The Silver Lining on Doom and Gloom

Here’s a doom-and-gloom article about the publishing industry with a twist: it might not all be doom and gloom.

Despite the continual stream of stories about authors making $10,000 a month or more on self-published ebooks and in the process crushing traditional publishing out of existence, Evan Hughes in Wired magazine (April 2013) says there’s another side of the story.

  • “In one week,
    i-1cc9dcc0ce9711404f6113258a091b28-Wired April 2013.jpg

    people . . . bought half a million copies of a really long book called Steve Jobs,” a book about the man who famously said in 2008 that people don’t read anymore.

  • Nearly 3 billion books are sold every year.
  • “Amazon likes to point out that new Kindle buyers go on to purchase almost five times as many books from Amazon, print and digital, in the ensuing year as they did in the prior one.”
  • Self-publishing mega-successes are the exception. “In general, new writers gain much more than they lose by signing with a major house. Most self-published authors have trouble selling a copy outside of their immediate family.”
  • Fifty Shades of Gray, rather than defining self-publishing success, is evidence of the opposite. “The book became a massive commercial success only after Random House got involved.”
  • “Few writers relish the work of being their own publisher.”

Of course, landmines still abound for publishers.

  • “The industry is plagued by what indie-publishing entrepreneur Richard Nash has called the ‘pathology of unearned advances.’ “
  • Ironically, in its attempt to suppress collusion between various publishers and
    Apple at the launch of its iBooks, the Department of Justice has put Amazon.com in an even stronger position to monopolize the industry.
  • Big-ticket authors with established audiences are well positioned to abandon traditional publishers and go solo.
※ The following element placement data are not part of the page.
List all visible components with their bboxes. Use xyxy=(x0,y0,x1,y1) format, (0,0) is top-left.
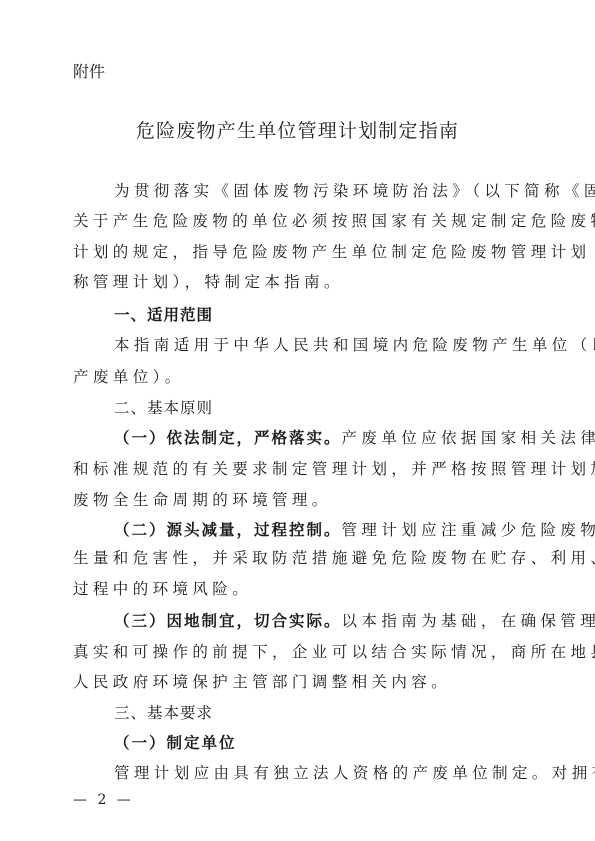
principle-3-line-3: 人民政府环境保护主管部门调整相关内容。 xyxy=(73,671,529,693)
principle-1-lead: （一）依法制定，严格落实。 xyxy=(114,428,342,447)
scope-line-1: 本指南适用于中华人民共和国境内危险废物产生单位（以下简称 xyxy=(73,334,529,356)
principle-1-line-3: 废物全生命周期的环境管理。 xyxy=(73,489,529,511)
attachment-label: 附件 xyxy=(73,61,105,83)
document-title: 危险废物产生单位管理计划制定指南 xyxy=(0,119,595,143)
document-page: 附件 危险废物产生单位管理计划制定指南 为贯彻落实《固体废物污染环境防治法》（以… xyxy=(0,0,595,841)
principle-2-line-2: 生量和危害性，并采取防范措施避免危险废物在贮存、利用、处置等 xyxy=(73,547,529,569)
subheading-formulating-unit: （一）制定单位 xyxy=(73,732,529,754)
principle-3-text: 以本指南为基础，在确保管理计划 xyxy=(342,612,595,630)
requirements-line-1: 管理计划应由具有独立法人资格的产废单位制定。对拥有子公司 xyxy=(73,762,529,784)
page-number: — 2 — xyxy=(73,790,134,810)
section-heading-requirements: 三、基本要求 xyxy=(73,702,529,724)
intro-line-4: 称管理计划），特制定本指南。 xyxy=(73,271,529,293)
principle-3-lead: （三）因地制宜，切合实际。 xyxy=(114,611,342,630)
principle-2-lead: （二）源头减量，过程控制。 xyxy=(114,520,342,539)
principle-3-line-1: （三）因地制宜，切合实际。以本指南为基础，在确保管理计划 xyxy=(73,610,529,632)
principle-1-line-1: （一）依法制定，严格落实。产废单位应依据国家相关法律法规 xyxy=(73,427,529,449)
principle-3-line-2: 真实和可操作的前提下，企业可以结合实际情况，商所在地县级以上 xyxy=(73,641,529,663)
principle-1-line-2: 和标准规范的有关要求制定管理计划，并严格按照管理计划加强危险 xyxy=(73,458,529,480)
intro-line-2: 关于产生危险废物的单位必须按照国家有关规定制定危险废物管理 xyxy=(73,210,529,232)
principle-2-line-1: （二）源头减量，过程控制。管理计划应注重减少危险废物的产 xyxy=(73,519,529,541)
principle-1-text: 产废单位应依据国家相关法律法规 xyxy=(342,429,595,447)
principle-2-text: 管理计划应注重减少危险废物的产 xyxy=(342,521,595,539)
principle-2-line-3: 过程中的环境风险。 xyxy=(73,578,529,600)
intro-line-3: 计划的规定，指导危险废物产生单位制定危险废物管理计划（以下简 xyxy=(73,241,529,263)
section-heading-scope: 一、适用范围 xyxy=(73,304,529,326)
section-heading-principles: 二、基本原则 xyxy=(73,397,529,419)
intro-line-1: 为贯彻落实《固体废物污染环境防治法》（以下简称《固体法》） xyxy=(73,180,529,202)
scope-line-2: 产废单位）。 xyxy=(73,366,529,388)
So those who believe publishing is full of doom and gloom still have something to cheer them!

Author: Andy Le Peau

I've been an editor and writer for over forty years. I am passionate about ideas and how we can express them clearly, beautifully, and persuasively. I love reading good books, talking about them, and recommending them. I thoroughly enjoy my family who help me continue on the path of a lifelong learner.

6 thoughts on “The Silver Lining on Doom and Gloom”

  1. Fifty Shades of Gray is a great success because on Kindle no one knows you’re reading it.

  2. Well, Dan, that’s helped. But the paperback edition is also #23 on Amazon and #2 on the NY Times Best Seller list for paperback trade fiction.

  3. 50 Shades was more helped by ereaders because it was independent, gained a following as an ereader only and then a major publishing house picked it up and understood advertising and distribution.

    I think that is really where independents and regular publishing are going to be making a difference. I know several people that released a book independently and then re-released it later through a regular house.

    That makes sense to me. It is one way that publishers are going to minimize risk. It is also another form of the book inquiry.


    Amazon is the big player in the ebook world. Even though I am a huge fan of Amazon Kindle and I want Amazon to be successful and I think that many people have been able to release independently because of kindle, I am concerned about a virtual monopoly in the ebook world.

    I do think it is minimized because entry is relatively low. Someone can theoretically still get into the market. But Amazon is going one up on Apple’s integrated system. Not only the hardware and books, but the shopping system. Once a person is a prime member, they stop looking around at other stores and prices. So it is hard to get their attention.

    It is not that they are a monopoly as much as Amazon is distracting them from realizing that there is another market outside of Amazon.

  4. Adam, I agree that one of the advantages for publishers of the easy self-publishing world we live in is that self-publishing can prove whether a book has greater potential or not, and so lower the risk for publishers when they pick it up. But Amazon has such a search-and-destroy, predatory culture that once the world only consists of Amazon and readers, they will put the squeeze on authors.

  5. Andy, in what ways do you foresee a “squeeze on authors”? I can imagine financial squeezes (e.g., lower royalties, higher production/publishing fees). Any others? I wonder if they could ever “keep” (i.e., annex) author book rights — what do you think, could they?

  6. Yes, certainly financial, like lowering royalty rates. Perhaps more likely (at first) is that they would start charging “promotion fees” to authors and publishers just to have the book listed. They might offer, for example, three levels–Basic, Plus and Executive Promotion Packages, each one costing more than the other. And maybe to have any chance of being seen, you have to go to the highest level. (Am I in danger of giving them ideas? No, I don’t think so. They’ve no doubt already thought of these.) And yes, you are right, they could start requiring authors to in some sense sign over certain publishing rights. And if there are no serious alternatives to Amazon, no viable publishers or other distribution channels, authors are basically forced to go along.